The Football Captain's Conversion

 •  4 min. read  •  grade level: 5
 
The triumphant roar of the thousands who followed the fortunes of the football club of which he was captain was like music to George, for he lived for the game. He was a very popular fellow too; "a good sport," his friends called him, as well as a skillful player. He was a good singer, was always ready with a witty story, and could be relied upon to help a man who was down upon his luck. That sort always have a flock of friends.
But somehow George began to lose his interest in sports, and his jollity settled down into that forced kind that lacks sparkle. The cause was this: his wife had been converted, and George gradually got upset about it. She was so different from him now. He knew that she was right, and he was wrong. She prayed to God; he didn't. She read the Bible; he didn't. She loved the Lord Jesus Christ and owned Him as her Savior. It made him angry to hear the name of Jesus. Yes, there was a great difference between them, and he felt it. In fact, he began to realize that he was a sinful man, though he confessed this to nobody, least of all to his wife.
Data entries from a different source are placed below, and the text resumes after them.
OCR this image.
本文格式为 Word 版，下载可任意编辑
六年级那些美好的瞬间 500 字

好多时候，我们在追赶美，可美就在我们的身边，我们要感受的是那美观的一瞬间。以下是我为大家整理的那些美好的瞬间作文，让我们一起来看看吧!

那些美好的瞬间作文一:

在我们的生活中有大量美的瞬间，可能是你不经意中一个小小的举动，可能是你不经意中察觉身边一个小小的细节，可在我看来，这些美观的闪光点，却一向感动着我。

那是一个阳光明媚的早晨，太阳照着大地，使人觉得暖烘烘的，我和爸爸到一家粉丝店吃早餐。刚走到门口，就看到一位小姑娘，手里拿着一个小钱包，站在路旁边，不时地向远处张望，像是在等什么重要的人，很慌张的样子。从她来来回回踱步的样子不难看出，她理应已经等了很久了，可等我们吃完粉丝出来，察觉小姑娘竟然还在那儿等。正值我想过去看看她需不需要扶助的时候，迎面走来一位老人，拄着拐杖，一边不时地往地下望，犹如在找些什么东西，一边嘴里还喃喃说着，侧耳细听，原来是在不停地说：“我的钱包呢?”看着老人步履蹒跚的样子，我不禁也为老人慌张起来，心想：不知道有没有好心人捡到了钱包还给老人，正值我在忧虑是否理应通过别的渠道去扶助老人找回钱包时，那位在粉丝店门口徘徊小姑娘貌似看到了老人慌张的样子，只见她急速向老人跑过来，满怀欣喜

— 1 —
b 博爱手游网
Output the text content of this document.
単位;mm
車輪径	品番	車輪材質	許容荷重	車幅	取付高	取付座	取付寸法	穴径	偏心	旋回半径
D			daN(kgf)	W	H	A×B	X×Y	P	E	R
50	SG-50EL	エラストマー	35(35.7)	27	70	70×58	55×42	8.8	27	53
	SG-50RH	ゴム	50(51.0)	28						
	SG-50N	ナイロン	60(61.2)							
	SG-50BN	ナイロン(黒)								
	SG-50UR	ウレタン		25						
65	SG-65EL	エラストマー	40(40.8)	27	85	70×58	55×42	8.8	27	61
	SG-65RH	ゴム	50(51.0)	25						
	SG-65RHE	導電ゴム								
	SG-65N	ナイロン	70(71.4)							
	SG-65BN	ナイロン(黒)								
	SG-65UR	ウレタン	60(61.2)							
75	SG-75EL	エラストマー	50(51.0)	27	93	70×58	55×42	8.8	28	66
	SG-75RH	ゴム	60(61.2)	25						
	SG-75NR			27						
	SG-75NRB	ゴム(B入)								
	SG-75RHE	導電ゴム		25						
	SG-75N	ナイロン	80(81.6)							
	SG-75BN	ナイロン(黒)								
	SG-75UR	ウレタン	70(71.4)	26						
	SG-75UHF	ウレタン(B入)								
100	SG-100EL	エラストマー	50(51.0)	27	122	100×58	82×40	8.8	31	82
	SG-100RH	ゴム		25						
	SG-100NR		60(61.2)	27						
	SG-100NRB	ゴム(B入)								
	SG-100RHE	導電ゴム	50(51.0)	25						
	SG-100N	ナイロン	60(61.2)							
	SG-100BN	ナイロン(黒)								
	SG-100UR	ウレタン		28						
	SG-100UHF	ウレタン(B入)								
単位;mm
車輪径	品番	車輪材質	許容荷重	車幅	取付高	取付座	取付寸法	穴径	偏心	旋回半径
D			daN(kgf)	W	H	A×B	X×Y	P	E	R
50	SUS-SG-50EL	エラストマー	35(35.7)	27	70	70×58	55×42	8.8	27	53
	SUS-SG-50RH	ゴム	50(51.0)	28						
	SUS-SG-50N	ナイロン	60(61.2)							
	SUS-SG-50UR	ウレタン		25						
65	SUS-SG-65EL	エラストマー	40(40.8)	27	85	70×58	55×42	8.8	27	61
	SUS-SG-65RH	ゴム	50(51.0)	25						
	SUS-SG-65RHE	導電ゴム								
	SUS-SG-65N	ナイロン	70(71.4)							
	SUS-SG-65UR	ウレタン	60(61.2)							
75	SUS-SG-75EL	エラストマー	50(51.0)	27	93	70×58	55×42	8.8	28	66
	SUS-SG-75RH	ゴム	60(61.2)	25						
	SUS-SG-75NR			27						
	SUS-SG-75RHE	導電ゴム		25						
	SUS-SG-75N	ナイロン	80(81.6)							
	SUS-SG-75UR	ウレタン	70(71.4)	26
She often asked him to go to hear the gospel. He as often refused. But one Sunday when she was more persistent than usual, as wives can be sometimes, he said, "All right. I'll go with you today, if you'll let me alone in the future. However, this is the condition: that you go with me to the tavern first, and wait until I go in and get some beer." He did not believe that she would accept the condition; but she did, to his surprise.
He left her outside, for he had too much respect for his wife to allow her to go inside his favorite drinking place. In fact, he felt like a cad for having brought her so near it. He ordered his drink, and raised the foaming glass to his lips, but put it down again without even tasting it. That was a queer thing for him to do― a most unusual thing― and at that moment he could not have given a reason for doing it. Again he took it up, and a second time put it down untasted. A third time he raised it, determined this time to finish it; but a third time down came that glass of beer on the counter; and though he had paid for it, he left it there untasted, and turned on his heel and joined his wife outside. He said afterward that the thought that his wife was praying for him outside made him feel that if he had drunk that beer it would have choked him.
They said nothing to each other, and reached the place of the preaching some time before the time for the service to begin. He took up a Bible and began to turn its pages. Suddenly his attention was arrested by some words that seemed to stand out upon the page as though they were embossed, words that seemed entirely for him. Eagerly he read them, over and over again. Everything began to seem different as their meaning dawned upon him. His misery passed away, that misery that had been eating out his life for weeks, and he turned to his wife and said, "I'M A SAVED MAN." Yes, even before the service began that night, sitting by the wife who loved him and prayed for him, through the application of one solitary verse of Scripture to his soul, he was able to say, "I'm a saved man.”
The verse that did the work was this, "VERILY, VERILY, I SAY UNTO YOU, HE THAT HEARETH MY WORD, AND BELIEVETH ON HIM THAT SENT ME, HATH EVERLASTING LIFE, AND SHALL NOT COME INTO CONDEMNATION; BUT IS PASSED FROM DEATH UNTO LIFE." John 5:2424Verily, verily, I say unto you, He that heareth my word, and believeth on him that sent me, hath everlasting life, and shall not come into condemnation; but is passed from death unto life. (John 5:24).
Wonderful words! Just how they appealed to the captain of the town's football club I cannot say, but I know that they revolutionized his life. They made him a happy man who could rejoice in Jesus the Savior who spoke them. They made him boldly preach that same Savior at the street corners of his native town.
Friend, believe those wonderful words of life. They were spoken by the Savior who died. Christ died for the ungodly, for sinners like George, for you, and for me. Yes, for you, that you might be able to say, "I'm a saved man." As surely as you accept the One of whom those words speak, you too will have "passed from death unto life.”